SashaWeinstein commented 2 years ago

I had a question on how to calculate the variance of a fraction that I sent to Erica yesterday. In the Intro 1572-B data matrix - Current that I've been working off of in November there is a "denominator" column in the field specifications. I assumed this meant that indicators for which there is a denominator are fractions.

Erica said however that for the "Limited English Proficiency" (lep_19) variable is not a fraction and the denominator just specified a "filter."

I still don't know how to calculate the variance of a fraction using replicate weights but I don't know if I will need to after all.

The most important thing I learned is that the data matrix is still a work in progress, I should focus on doing what I know how to do for sure and then fill in the gaps when it's finalized in mid December.

SashaWeinstein commented 2 years ago

Employment by occupation, industry sector

The two ACS PUMS variables for occupation I can find are INDP (Industry recode for 2018 and later based on 2017 IND codes (INDP)) and OCCP (Occupation recode for 2018 and later based on 2018 OCC codes (OCCP)). Both are much more granular than the categories listed in the "Employment by occupation" line in the "household economic security sheet" of the data matrix.

Is the idea that there will be a recode to map each occupation in INDP or OCCP the PUMS data to one of the categories in the sheet?

I'm hesitant to add variables to the ingestion pipeline before it's confirmed that I'm using the correct variables and we know how they will be used to create indicators. My current plan is to add PUMS variables that are definitely used for the household economic security indicators and wait on those that are not clear.

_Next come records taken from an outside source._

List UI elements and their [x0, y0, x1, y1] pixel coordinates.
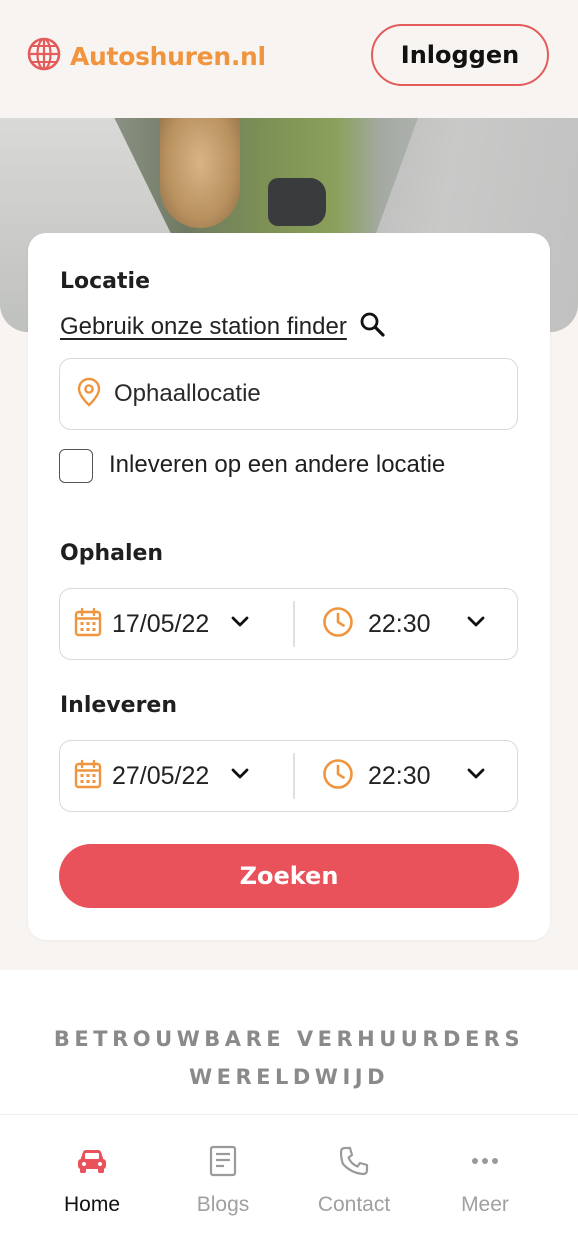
clock-icon: [322, 758, 354, 795]
return-label: Inleveren: [60, 693, 178, 718]
tagline-line-1: BETROUWBARE VERHUURDERS: [53, 1027, 525, 1051]
login-button[interactable]: Inloggen: [371, 24, 549, 86]
location-pin-icon: [76, 377, 102, 412]
nav-item-contact[interactable]: Contact: [289, 1143, 419, 1217]
chevron-down-icon: [467, 767, 485, 785]
chevron-down-icon: [231, 767, 249, 785]
bottom-nav: Home Blogs Contact Meer: [0, 1114, 578, 1255]
nav-label-home: Home: [63, 1193, 121, 1216]
more-icon: [470, 1143, 500, 1179]
station-finder-link[interactable]: Gebruik onze station finder: [60, 313, 347, 341]
location-label: Locatie: [60, 269, 150, 294]
different-return-label[interactable]: Inleveren op een andere locatie: [109, 447, 449, 483]
app-header: Autoshuren.nl Inloggen: [0, 0, 578, 118]
clock-icon: [322, 606, 354, 643]
pickup-label: Ophalen: [60, 541, 164, 566]
return-datetime-field: 27/05/22 22:30: [59, 740, 518, 812]
globe-icon: [26, 36, 62, 77]
pickup-date-value: 17/05/22: [112, 609, 210, 638]
return-time-value: 22:30: [368, 761, 431, 790]
pickup-location-placeholder: Ophaallocatie: [114, 380, 261, 407]
nav-label-more: Meer: [461, 1193, 509, 1216]
field-divider: [293, 753, 295, 799]
brand-name: Autoshuren.nl: [70, 42, 266, 71]
chevron-down-icon: [231, 615, 249, 633]
search-card: Locatie Gebruik onze station finder Opha…: [28, 233, 550, 940]
pickup-date-select[interactable]: 17/05/22: [74, 589, 249, 659]
phone-icon: [338, 1143, 370, 1179]
pickup-time-value: 22:30: [368, 609, 431, 638]
search-icon[interactable]: [359, 311, 385, 342]
brand-logo[interactable]: Autoshuren.nl: [26, 36, 266, 77]
calendar-icon: [74, 759, 102, 794]
nav-label-contact: Contact: [317, 1193, 391, 1216]
return-time-select[interactable]: 22:30: [322, 741, 485, 811]
trust-section: BETROUWBARE VERHUURDERS WERELDWIJD: [0, 970, 578, 1114]
pickup-time-select[interactable]: 22:30: [322, 589, 485, 659]
search-button[interactable]: Zoeken: [59, 844, 519, 908]
station-finder[interactable]: Gebruik onze station finder: [60, 311, 385, 342]
calendar-icon: [74, 607, 102, 642]
nav-item-home[interactable]: Home: [27, 1143, 157, 1217]
tagline: BETROUWBARE VERHUURDERS WERELDWIJD: [0, 1020, 578, 1096]
nav-item-blogs[interactable]: Blogs: [158, 1143, 288, 1217]
return-date-select[interactable]: 27/05/22: [74, 741, 249, 811]
car-icon: [76, 1143, 108, 1179]
document-icon: [209, 1143, 237, 1179]
chevron-down-icon: [467, 615, 485, 633]
return-date-value: 27/05/22: [112, 761, 210, 790]
pickup-location-input[interactable]: Ophaallocatie: [59, 358, 518, 430]
different-return-checkbox[interactable]: [59, 449, 93, 483]
pickup-datetime-field: 17/05/22 22:30: [59, 588, 518, 660]
different-return-option[interactable]: Inleveren op een andere locatie: [59, 447, 449, 483]
nav-item-more[interactable]: Meer: [420, 1143, 550, 1217]
nav-label-blogs: Blogs: [196, 1193, 250, 1216]
tagline-line-2: WERELDWIJD: [188, 1065, 390, 1089]
field-divider: [293, 601, 295, 647]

SashaWeinstein commented 2 years ago

I have a question that may need a subject matter expert. For some data points we don't have any responses that fall into that category. In the testing data for example there are zero black non-hispanic respondents with a limited english proficiency in PUMA 3901 (southern staten island). The "count" measure for this is of course zero. It's also reported as a fraction of all limited english proficiency people ie the fraction of all people with limited english proficiency in southern staten island that are black non-hispanic. This should be zero too, the 0% of those new yorkers are black non-hispanic. But how do we report the variance of these data points? Is the margin of error and coefficient of variation N/A?